Lawsuit: Envision Investors Blinded to ‘Illicit Business Practices,’ Financial Disappointments
by Erin Shaak
Last Updated on May 8, 2018
Central Laborers’ Pension Fund v. Envision Healthcare Corporation et al.
Filed: October 23, 2017 ◆§ 3:17-cv-01397
A stockholder has filed suit against Envision Healthcare Corporation and 11 of its executives over claims that they published misleading statements about the company's business practices and prospects.
Tennessee
A stockholder has filed suit against Envision Healthcare Corporation and 11 of its executives over claims that they published misleading statements about the source of their earnings, artificially inflated the company’s stock price, overestimated their financial projections, and caused investors to suffer losses when the truth was revealed.

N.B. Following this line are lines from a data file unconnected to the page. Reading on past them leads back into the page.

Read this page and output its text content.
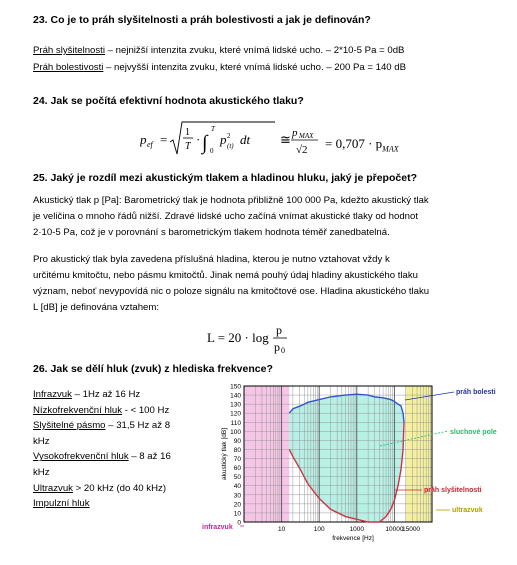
23. Co je to práh slyšitelnosti a práh bolestivosti a jak je definován?
Práh slyšitelnosti – nejnižší intenzita zvuku, které vnímá lidské ucho. – 2*10-5 Pa = 0dB
Práh bolestivosti – nejvyšší intenzita zvuku, které vnímá lidské ucho. – 200 Pa = 140 dB
24. Jak se počítá efektivní hodnota akustického tlaku?
p ef = 1
T · ∫
T
0
p 2
(t) dt ≅ p MAX
$√2 = 0,707 \cdot p_{MAX}$
25. Jaký je rozdíl mezi akustickým tlakem a hladinou hluku, jaký je přepočet?
Akustický tlak p [Pa]: Barometrický tlak je hodnota přibližně 100 000 Pa, kdežto akustický tlak
je veličina o mnoho řádů nižší. Zdravé lidské ucho začíná vnímat akustické tlaky od hodnot
2·10-5 Pa, což je v porovnání s barometrickým tlakem hodnota téměř zanedbatelná.
Pro akustický tlak byla zavedena příslušná hladina, kterou je nutno vztahovat vždy k
určitému kmitočtu, nebo pásmu kmitočtů. Jinak nemá pouhý údaj hladiny akustického tlaku
význam, neboť nevypovídá nic o poloze signálu na kmitočtové ose. Hladina akustického tlaku
L [dB] je definována vztahem:
L = 20 · log p
p 0
26. Jak se dělí hluk (zvuk) z hlediska frekvence?
Infrazvuk – 1Hz až 16 Hz
Nízkofrekvenční hluk - < 100 Hz
Slyšitelné pásmo – 31,5 Hz až 8
kHz
Vysokofrekvenční hluk – 8 až 16
kHz
Ultrazvuk > 20 kHz (do 40 kHz)
Impulzní hluk
150
140
130
120
110
100
90
80
70
60
50
40
30
20
10
0
10	100	1000	10000
15000
akustický tlak [dB]
frekvence [Hz]
práh bolesti
sluchové pole
práh slyšitelnosti
ultrazvuk
infrazvuk
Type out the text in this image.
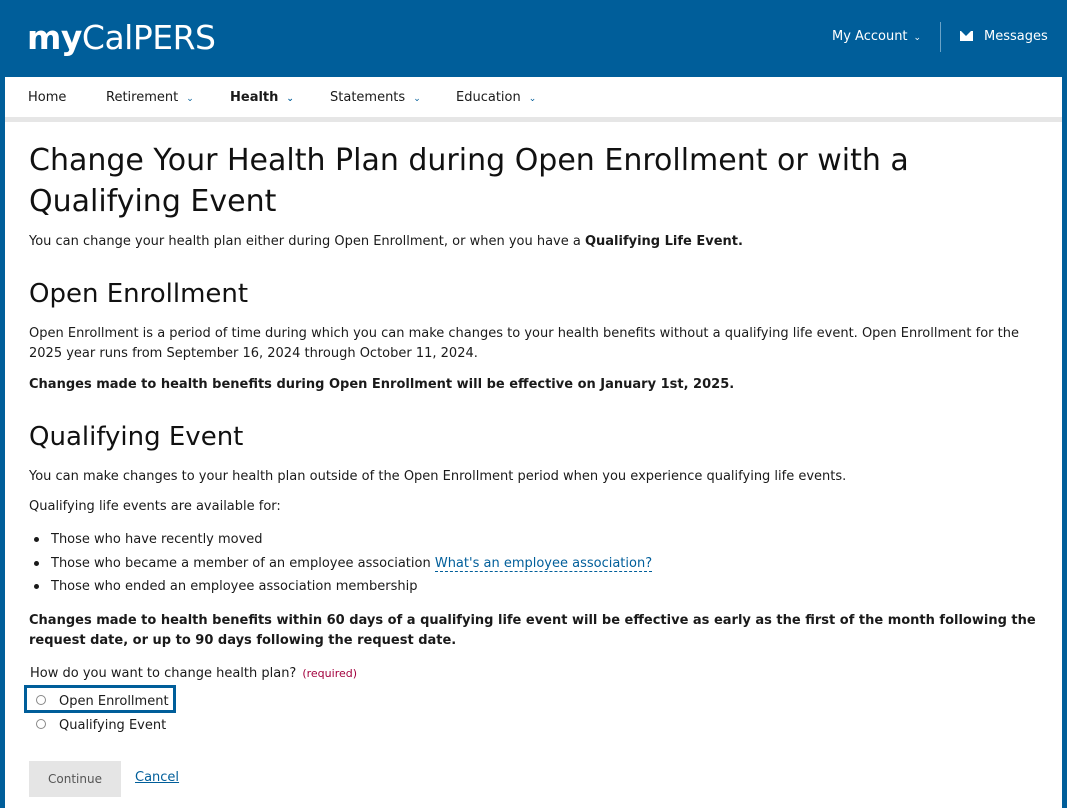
myCalPERS	My Account ⌄	Messages
Home	Retirement ⌄	Health ⌄	Statements ⌄	Education ⌄
Change Your Health Plan during Open Enrollment or with a Qualifying Event

You can change your health plan either during Open Enrollment, or when you have a Qualifying Life Event.

Open Enrollment

Open Enrollment is a period of time during which you can make changes to your health benefits without a qualifying life event. Open Enrollment for the 2025 year runs from September 16, 2024 through October 11, 2024.

Changes made to health benefits during Open Enrollment will be effective on January 1st, 2025.

Qualifying Event

You can make changes to your health plan outside of the Open Enrollment period when you experience qualifying life events.

Qualifying life events are available for:

Those who have recently moved
Those who became a member of an employee association What's an employee association?
Those who ended an employee association membership

Changes made to health benefits within 60 days of a qualifying life event will be effective as early as the first of the month following the request date, or up to 90 days following the request date.

How do you want to change health plan? (required)
Open Enrollment
Qualifying Event
Continue	Cancel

The complaint claims Envision concealed from the public that its financial success was due to “illicit business practices,” such as ordering unnecessary tests, admitting patients into the hospital “for financial rather than medical reasons,” choosing the most expensive treatments in “unwarranted situations,” and overcharging patients by arranging for them to be treated by out-of-network doctors when they visited in-network facilities. On July 24, 2017, however, The New York Times reportedly published an article about Envision titled “The Company Behind Many Surprise Emergency Room Bills,” in which it revealed these alleged practices to the public. This news, the complaint says, caused the company's stock prices to drop 3.72 percent.
Shortly thereafter, according to the complaint, the defendants announced certain organizational changes at the executive level, resulting in an additional stock price drop of “nearly 10%.”
The suit also notes that in 2015, stock prices reportedly fell over 24 percent after Envision directors admitted in a financial report that the company’s performance for that quarter “fell short of [their] expectations.”
The plaintiff claims the defendants’ misrepresentations of their business practices and financial prospects caused stock prices to be artificially inflated between March 2, 2015 and September 18, 2017, only to significantly fall when the truth was eventually revealed.